This is going to be a bit everywhere, I’m sorry about that.
I’ve had some brilliant news since my last post: another cousin is expecting a baby! Second cousin number 22 will be born at some point in October…
Some slightly sadder news on the baby front though, another one is going to have to have some pretty serious heart surgery. He’s roughly six months old now, poor mite, and nothing’s worked for him. Don’t hereditary faults suck.

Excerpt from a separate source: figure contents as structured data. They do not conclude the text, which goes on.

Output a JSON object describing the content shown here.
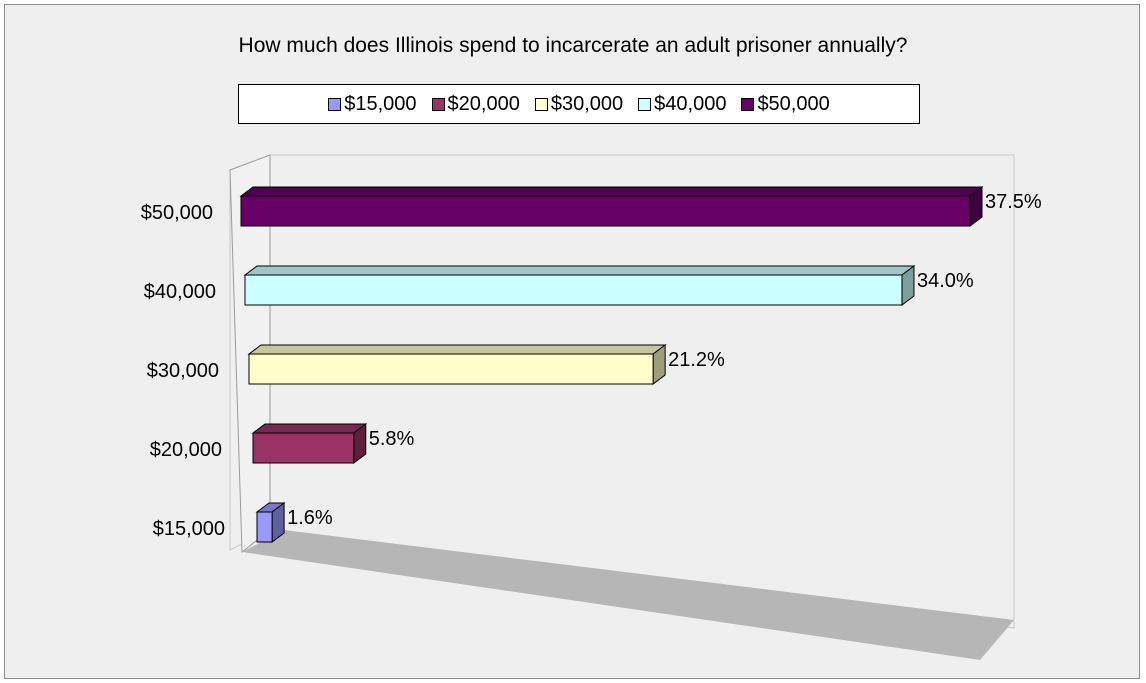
{
  "chart_data": {
    "type": "bar",
    "orientation": "horizontal",
    "three_d": true,
    "title": "How much does Illinois spend to incarcerate an adult prisoner annually?",
    "categories": [
      "$15,000",
      "$20,000",
      "$30,000",
      "$40,000",
      "$50,000"
    ],
    "values": [
      1.6,
      5.8,
      21.2,
      34.0,
      37.5
    ],
    "value_labels": [
      "1.6%",
      "5.8%",
      "21.2%",
      "34.0%",
      "37.5%"
    ],
    "colors": [
      "#9999ff",
      "#993366",
      "#ffffcc",
      "#ccffff",
      "#660066"
    ],
    "legend": {
      "placement": "top",
      "entries": [
        "$15,000",
        "$20,000",
        "$30,000",
        "$40,000",
        "$50,000"
      ]
    },
    "xlim": [
      0,
      37.5
    ],
    "grid": false
  }
}
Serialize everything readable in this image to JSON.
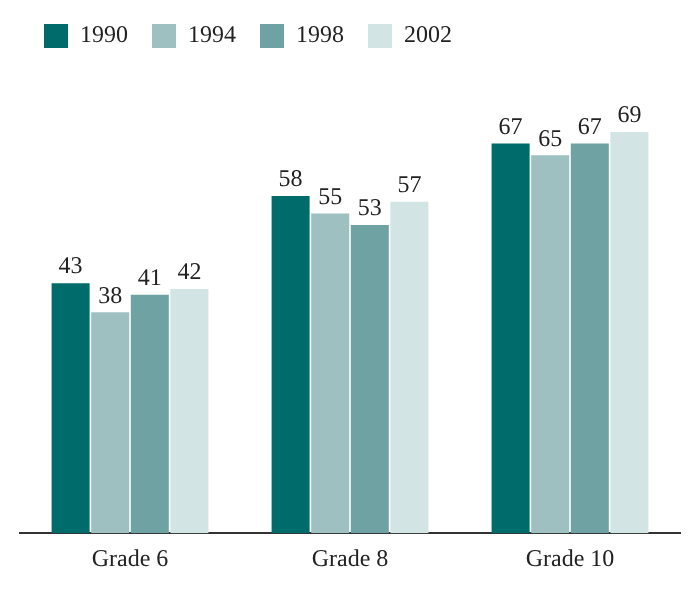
{
  "chart_data": {
    "type": "bar",
    "categories": [
      "Grade 6",
      "Grade 8",
      "Grade 10"
    ],
    "series": [
      {
        "name": "1990",
        "color": "#006b6b",
        "values": [
          43,
          58,
          67
        ]
      },
      {
        "name": "1994",
        "color": "#9fc0c0",
        "values": [
          38,
          55,
          65
        ]
      },
      {
        "name": "1998",
        "color": "#6fa3a3",
        "values": [
          41,
          53,
          67
        ]
      },
      {
        "name": "2002",
        "color": "#d3e4e4",
        "values": [
          42,
          57,
          69
        ]
      }
    ],
    "data_labels": true,
    "legend": "top left",
    "tick_labels": "x",
    "grid": false
  }
}
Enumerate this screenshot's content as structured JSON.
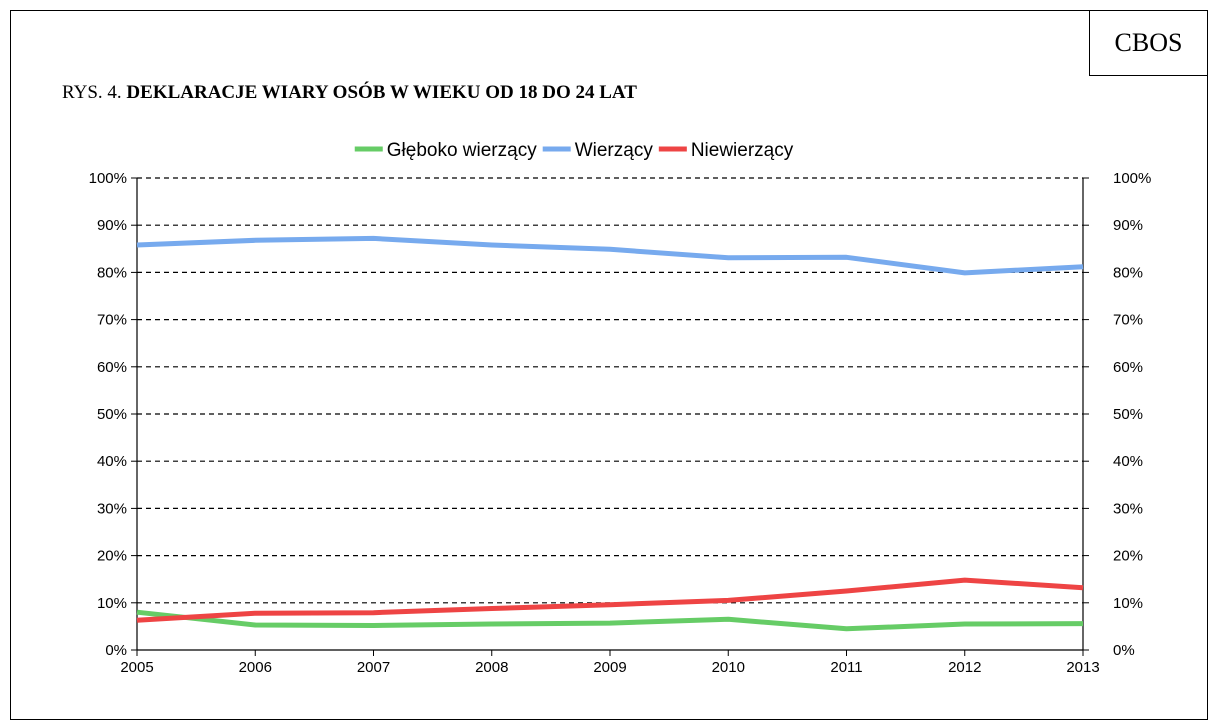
{
  "source_label": "CBOS",
  "figure": {
    "prefix": "RYS. 4.",
    "title": "DEKLARACJE WIARY OSÓB W WIEKU OD 18 DO 24 LAT"
  },
  "chart_data": {
    "type": "line",
    "title": "DEKLARACJE WIARY OSÓB W WIEKU OD 18 DO 24 LAT",
    "xlabel": "",
    "ylabel": "",
    "x": [
      "2005",
      "2006",
      "2007",
      "2008",
      "2009",
      "2010",
      "2011",
      "2012",
      "2013"
    ],
    "ylim": [
      0,
      100
    ],
    "y_ticks": [
      "0%",
      "10%",
      "20%",
      "30%",
      "40%",
      "50%",
      "60%",
      "70%",
      "80%",
      "90%",
      "100%"
    ],
    "y_axis_both_sides": true,
    "grid": "horizontal dashed",
    "legend_position": "top-center",
    "series": [
      {
        "name": "Głęboko wierzący",
        "color": "#66cc66",
        "values": [
          8,
          5.3,
          5.2,
          5.5,
          5.7,
          6.5,
          4.5,
          5.5,
          5.6
        ]
      },
      {
        "name": "Wierzący",
        "color": "#77aaee",
        "values": [
          85.8,
          86.8,
          87.2,
          85.8,
          84.9,
          83.1,
          83.2,
          79.9,
          81.2
        ]
      },
      {
        "name": "Niewierzący",
        "color": "#ee4444",
        "values": [
          6.3,
          7.8,
          7.9,
          8.8,
          9.6,
          10.5,
          12.5,
          14.8,
          13.2
        ]
      }
    ]
  }
}
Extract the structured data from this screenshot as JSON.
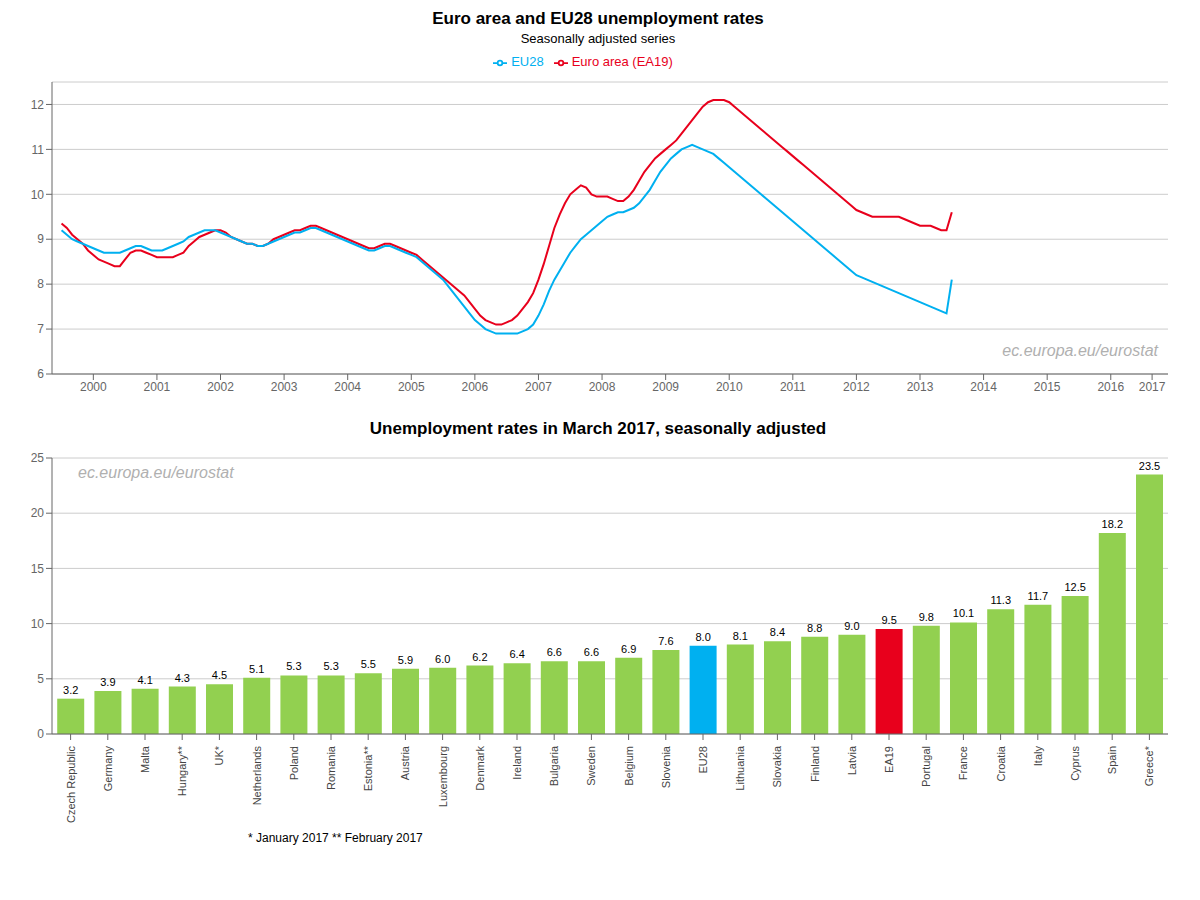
{
  "chart_data": [
    {
      "type": "line",
      "title": "Euro area and EU28 unemployment rates",
      "subtitle": "Seasonally adjusted series",
      "x": [
        2000,
        2000.083333,
        2000.166667,
        2000.25,
        2000.333333,
        2000.416667,
        2000.5,
        2000.583333,
        2000.666667,
        2000.75,
        2000.833333,
        2000.916667,
        2001,
        2001.083333,
        2001.166667,
        2001.25,
        2001.333333,
        2001.416667,
        2001.5,
        2001.583333,
        2001.666667,
        2001.75,
        2001.833333,
        2001.916667,
        2002,
        2002.083333,
        2002.166667,
        2002.25,
        2002.333333,
        2002.416667,
        2002.5,
        2002.583333,
        2002.666667,
        2002.75,
        2002.833333,
        2002.916667,
        2003,
        2003.083333,
        2003.166667,
        2003.25,
        2003.333333,
        2003.416667,
        2003.5,
        2003.583333,
        2003.666667,
        2003.75,
        2003.833333,
        2003.916667,
        2004,
        2004.083333,
        2004.166667,
        2004.25,
        2004.333333,
        2004.416667,
        2004.5,
        2004.583333,
        2004.666667,
        2004.75,
        2004.833333,
        2004.916667,
        2005,
        2005.083333,
        2005.166667,
        2005.25,
        2005.333333,
        2005.416667,
        2005.5,
        2005.583333,
        2005.666667,
        2005.75,
        2005.833333,
        2005.916667,
        2006,
        2006.083333,
        2006.166667,
        2006.25,
        2006.333333,
        2006.416667,
        2006.5,
        2006.583333,
        2006.666667,
        2006.75,
        2006.833333,
        2006.916667,
        2007,
        2007.083333,
        2007.166667,
        2007.25,
        2007.333333,
        2007.416667,
        2007.5,
        2007.583333,
        2007.666667,
        2007.75,
        2007.833333,
        2007.916667,
        2008,
        2008.083333,
        2008.166667,
        2008.25,
        2008.333333,
        2008.416667,
        2008.5,
        2008.583333,
        2008.666667,
        2008.75,
        2008.833333,
        2008.916667,
        2009,
        2009.083333,
        2009.166667,
        2009.25,
        2009.333333,
        2009.416667,
        2009.5,
        2009.583333,
        2009.666667,
        2009.75,
        2009.833333,
        2009.916667,
        2010,
        2010.083333,
        2010.166667,
        2010.25,
        2010.333333,
        2010.416667,
        2010.5,
        2010.583333,
        2010.666667,
        2010.75,
        2010.833333,
        2010.916667,
        2011,
        2011.083333,
        2011.166667,
        2011.25,
        2011.333333,
        2011.416667,
        2011.5,
        2011.583333,
        2011.666667,
        2011.75,
        2011.833333,
        2011.916667,
        2012,
        2012.083333,
        2012.166667,
        2012.25,
        2012.333333,
        2012.416667,
        2012.5,
        2012.583333,
        2012.666667,
        2012.75,
        2012.833333,
        2012.916667,
        2013,
        2013.083333,
        2013.166667,
        2013.25,
        2013.333333,
        2013.416667,
        2013.5,
        2013.583333,
        2013.666667,
        2013.75,
        2013.833333,
        2013.916667,
        2014
      ],
      "series": [
        {
          "name": "Euro area (EA19)",
          "color": "#e8001c",
          "values": [
            9.35,
            9.25,
            9.1,
            9.0,
            8.9,
            8.75,
            8.65,
            8.55,
            8.5,
            8.45,
            8.4,
            8.4,
            8.55,
            8.7,
            8.75,
            8.75,
            8.7,
            8.65,
            8.6,
            8.6,
            8.6,
            8.6,
            8.65,
            8.7,
            8.85,
            8.95,
            9.05,
            9.1,
            9.15,
            9.2,
            9.2,
            9.15,
            9.05,
            9.0,
            8.95,
            8.9,
            8.9,
            8.85,
            8.85,
            8.9,
            9.0,
            9.05,
            9.1,
            9.15,
            9.2,
            9.2,
            9.25,
            9.3,
            9.3,
            9.25,
            9.2,
            9.15,
            9.1,
            9.05,
            9.0,
            8.95,
            8.9,
            8.85,
            8.8,
            8.8,
            8.85,
            8.9,
            8.9,
            8.85,
            8.8,
            8.75,
            8.7,
            8.65,
            8.55,
            8.45,
            8.35,
            8.25,
            8.15,
            8.05,
            7.95,
            7.85,
            7.75,
            7.6,
            7.45,
            7.3,
            7.2,
            7.15,
            7.1,
            7.1,
            7.15,
            7.2,
            7.3,
            7.45,
            7.6,
            7.8,
            8.1,
            8.45,
            8.85,
            9.25,
            9.55,
            9.8,
            10.0,
            10.1,
            10.2,
            10.15,
            10.0,
            9.95,
            9.95,
            9.95,
            9.9,
            9.85,
            9.85,
            9.95,
            10.1,
            10.3,
            10.5,
            10.65,
            10.8,
            10.9,
            11.0,
            11.1,
            11.2,
            11.35,
            11.5,
            11.65,
            11.8,
            11.95,
            12.05,
            12.1,
            12.1,
            12.1,
            12.05,
            11.95,
            11.85,
            11.75,
            11.65,
            11.55,
            11.45,
            11.35,
            11.25,
            11.15,
            11.05,
            10.95,
            10.85,
            10.75,
            10.65,
            10.55,
            10.45,
            10.35,
            10.25,
            10.15,
            10.05,
            9.95,
            9.85,
            9.75,
            9.65,
            9.6,
            9.55,
            9.5,
            9.5,
            9.5,
            9.5,
            9.5,
            9.5,
            9.45,
            9.4,
            9.35,
            9.3,
            9.3,
            9.3,
            9.25,
            9.2,
            9.2,
            9.6
          ]
        },
        {
          "name": "EU28",
          "color": "#00b0f0",
          "values": [
            9.2,
            9.1,
            9.0,
            8.95,
            8.9,
            8.85,
            8.8,
            8.75,
            8.7,
            8.7,
            8.7,
            8.7,
            8.75,
            8.8,
            8.85,
            8.85,
            8.8,
            8.75,
            8.75,
            8.75,
            8.8,
            8.85,
            8.9,
            8.95,
            9.05,
            9.1,
            9.15,
            9.2,
            9.2,
            9.2,
            9.15,
            9.1,
            9.05,
            9.0,
            8.95,
            8.9,
            8.9,
            8.85,
            8.85,
            8.9,
            8.95,
            9.0,
            9.05,
            9.1,
            9.15,
            9.15,
            9.2,
            9.25,
            9.25,
            9.2,
            9.15,
            9.1,
            9.05,
            9.0,
            8.95,
            8.9,
            8.85,
            8.8,
            8.75,
            8.75,
            8.8,
            8.85,
            8.85,
            8.8,
            8.75,
            8.7,
            8.65,
            8.6,
            8.5,
            8.4,
            8.3,
            8.2,
            8.1,
            7.95,
            7.8,
            7.65,
            7.5,
            7.35,
            7.2,
            7.1,
            7.0,
            6.95,
            6.9,
            6.9,
            6.9,
            6.9,
            6.9,
            6.95,
            7.0,
            7.1,
            7.3,
            7.55,
            7.85,
            8.1,
            8.3,
            8.5,
            8.7,
            8.85,
            9.0,
            9.1,
            9.2,
            9.3,
            9.4,
            9.5,
            9.55,
            9.6,
            9.6,
            9.65,
            9.7,
            9.8,
            9.95,
            10.1,
            10.3,
            10.5,
            10.65,
            10.8,
            10.9,
            11.0,
            11.05,
            11.1,
            11.05,
            11.0,
            10.95,
            10.9,
            10.8,
            10.7,
            10.6,
            10.5,
            10.4,
            10.3,
            10.2,
            10.1,
            10.0,
            9.9,
            9.8,
            9.7,
            9.6,
            9.5,
            9.4,
            9.3,
            9.2,
            9.1,
            9.0,
            8.9,
            8.8,
            8.7,
            8.6,
            8.5,
            8.4,
            8.3,
            8.2,
            8.15,
            8.1,
            8.05,
            8.0,
            7.95,
            7.9,
            7.85,
            7.8,
            7.75,
            7.7,
            7.65,
            7.6,
            7.55,
            7.5,
            7.45,
            7.4,
            7.35,
            8.1
          ]
        }
      ],
      "xlim": [
        1999.85,
        2017.4
      ],
      "xticks": [
        {
          "value": 2000.5,
          "label": "2000"
        },
        {
          "value": 2001.5,
          "label": "2001"
        },
        {
          "value": 2002.5,
          "label": "2002"
        },
        {
          "value": 2003.5,
          "label": "2003"
        },
        {
          "value": 2004.5,
          "label": "2004"
        },
        {
          "value": 2005.5,
          "label": "2005"
        },
        {
          "value": 2006.5,
          "label": "2006"
        },
        {
          "value": 2007.5,
          "label": "2007"
        },
        {
          "value": 2008.5,
          "label": "2008"
        },
        {
          "value": 2009.5,
          "label": "2009"
        },
        {
          "value": 2010.5,
          "label": "2010"
        },
        {
          "value": 2011.5,
          "label": "2011"
        },
        {
          "value": 2012.5,
          "label": "2012"
        },
        {
          "value": 2013.5,
          "label": "2013"
        },
        {
          "value": 2014.5,
          "label": "2014"
        },
        {
          "value": 2015.5,
          "label": "2015"
        },
        {
          "value": 2016.5,
          "label": "2016"
        },
        {
          "value": 2017.15,
          "label": "2017"
        }
      ],
      "ylim": [
        6.0,
        12.5
      ],
      "yticks": [
        6,
        7,
        8,
        9,
        10,
        11,
        12
      ],
      "grid": true,
      "legend": "top",
      "annotations": [
        "ec.europa.eu/eurostat"
      ]
    },
    {
      "type": "bar",
      "title": "Unemployment rates in March 2017, seasonally adjusted",
      "categories": [
        "Czech Republic",
        "Germany",
        "Malta",
        "Hungary**",
        "UK*",
        "Netherlands",
        "Poland",
        "Romania",
        "Estonia**",
        "Austria",
        "Luxembourg",
        "Denmark",
        "Ireland",
        "Bulgaria",
        "Sweden",
        "Belgium",
        "Slovenia",
        "EU28",
        "Lithuania",
        "Slovakia",
        "Finland",
        "Latvia",
        "EA19",
        "Portugal",
        "France",
        "Croatia",
        "Italy",
        "Cyprus",
        "Spain",
        "Greece*"
      ],
      "values": [
        3.2,
        3.9,
        4.1,
        4.3,
        4.5,
        5.1,
        5.3,
        5.3,
        5.5,
        5.9,
        6.0,
        6.2,
        6.4,
        6.6,
        6.6,
        6.9,
        7.6,
        8.0,
        8.1,
        8.4,
        8.8,
        9.0,
        9.5,
        9.8,
        10.1,
        11.3,
        11.7,
        12.5,
        18.2,
        23.5
      ],
      "value_labels": [
        "3.2",
        "3.9",
        "4.1",
        "4.3",
        "4.5",
        "5.1",
        "5.3",
        "5.3",
        "5.5",
        "5.9",
        "6.0",
        "6.2",
        "6.4",
        "6.6",
        "6.6",
        "6.9",
        "7.6",
        "8.0",
        "8.1",
        "8.4",
        "8.8",
        "9.0",
        "9.5",
        "9.8",
        "10.1",
        "11.3",
        "11.7",
        "12.5",
        "18.2",
        "23.5"
      ],
      "colors": [
        "#92d050",
        "#92d050",
        "#92d050",
        "#92d050",
        "#92d050",
        "#92d050",
        "#92d050",
        "#92d050",
        "#92d050",
        "#92d050",
        "#92d050",
        "#92d050",
        "#92d050",
        "#92d050",
        "#92d050",
        "#92d050",
        "#92d050",
        "#00b0f0",
        "#92d050",
        "#92d050",
        "#92d050",
        "#92d050",
        "#e8001c",
        "#92d050",
        "#92d050",
        "#92d050",
        "#92d050",
        "#92d050",
        "#92d050",
        "#92d050"
      ],
      "ylim": [
        0,
        25
      ],
      "yticks": [
        0,
        5,
        10,
        15,
        20,
        25
      ],
      "grid": true,
      "data_labels": true,
      "annotations": [
        "ec.europa.eu/eurostat",
        "* January 2017   ** February 2017"
      ]
    }
  ]
}
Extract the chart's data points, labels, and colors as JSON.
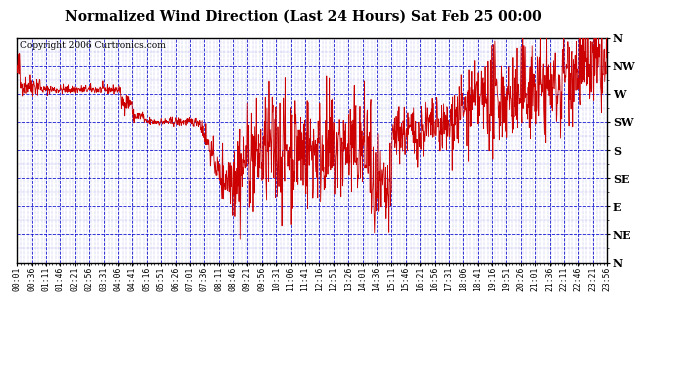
{
  "title": "Normalized Wind Direction (Last 24 Hours) Sat Feb 25 00:00",
  "copyright_text": "Copyright 2006 Curtronics.com",
  "ytick_labels": [
    "N",
    "NW",
    "W",
    "SW",
    "S",
    "SE",
    "E",
    "NE",
    "N"
  ],
  "ytick_values": [
    8,
    7,
    6,
    5,
    4,
    3,
    2,
    1,
    0
  ],
  "line_color": "#cc0000",
  "background_color": "#ffffff",
  "grid_color": "#0000cc",
  "border_color": "#000000",
  "title_fontsize": 10,
  "label_fontsize": 8,
  "copyright_fontsize": 6.5,
  "xtick_labels": [
    "00:01",
    "00:36",
    "01:11",
    "01:46",
    "02:21",
    "02:56",
    "03:31",
    "04:06",
    "04:41",
    "05:16",
    "05:51",
    "06:26",
    "07:01",
    "07:36",
    "08:11",
    "08:46",
    "09:21",
    "09:56",
    "10:31",
    "11:06",
    "11:41",
    "12:16",
    "12:51",
    "13:26",
    "14:01",
    "14:36",
    "15:11",
    "15:46",
    "16:21",
    "16:56",
    "17:31",
    "18:06",
    "18:41",
    "19:16",
    "19:51",
    "20:26",
    "21:01",
    "21:36",
    "22:11",
    "22:46",
    "23:21",
    "23:56"
  ],
  "num_points": 1440,
  "ylim_min": 0,
  "ylim_max": 8
}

Speaking of hereditary faults, it looks like I’m going to be discharged from my cardiologist at my next visit, which is great news: to start with, I won’t have to travel to Leeds every few weeks, but it also means that I’m getting on top of it. It won’t be cured, but I can manage it and hold off the general decline for as long as possible. I can live with that for now.
More bad news; I’ve got two uncles with cancer, one bowel and one prostate. I only learned about the latter today and it’s shaken me a fair bit. He’s already had skin cancer, and this prognosis isn’t looking too good. Cancer seems to run through my mum’s family and it has a fairly good death rate. We can only hope and pray. We’re fighters, we don’t go down easily. It’s made me extra nervous though; I had a tumour removed four years ago because it was displaying some mutant cells, even though they weren’t cancerous. It’s made me (and my mum) nervous because the breathing problems it was causing could now very easily be explained by my heart and we could miss another regrowth. But hey, I’ve been fine for four years, if it changes now I will most likely break a few walls down. I’ll be fine; focus on the uncles. They’ll also be fine. One uncle is doing very well, and the other will come through, I’m sure of it.
More good news, I need to distract myself. I’ve got another band! I’m far too happy about this, and I can’t even remember if I’ve written about it already, but I’ll go into detail now and finish this post on a high. I went to help out a more local band because two of their Trombones couldn’t make one rehearsal right before the Areas and somehow I managed to sign myself up to the 1st Baritone spot… I didn’t have a Baritone. I don’t know why I offered, but I did and they seem to have happily taken me. I haven’t told them about my heart yet, but I’m good friends with two of the players and they definitely know, and one of the ‘big cheeses’ of the band also knows. If they had a huge problem he would have said and it will have been brought up. Of course, I’ll have to tell them in due course, just in case those three manage to all miss a rehearsal, but fingers crossed it won’t be a huge issue. I’m doubtful, but hopeful.
I had a really sobering thought today: mental health wise, I’ve been going downhill at a very unsafe pace. Now that I’m on my own at university, I could retreat and, if I timed it right, nobody would have to know anything was wrong for four days. If I lost it, people wouldn’t necessarily know, whether I wanted them to or not. It’s scared me a little, and I need to bring it up with someone: if I just locked myself away, people wouldn’t know that anything was wrong. That’s me in quite a dangerous position, if the last few weeks of term were anything to go by. I need to fix that, and quickly, within the next two weeks.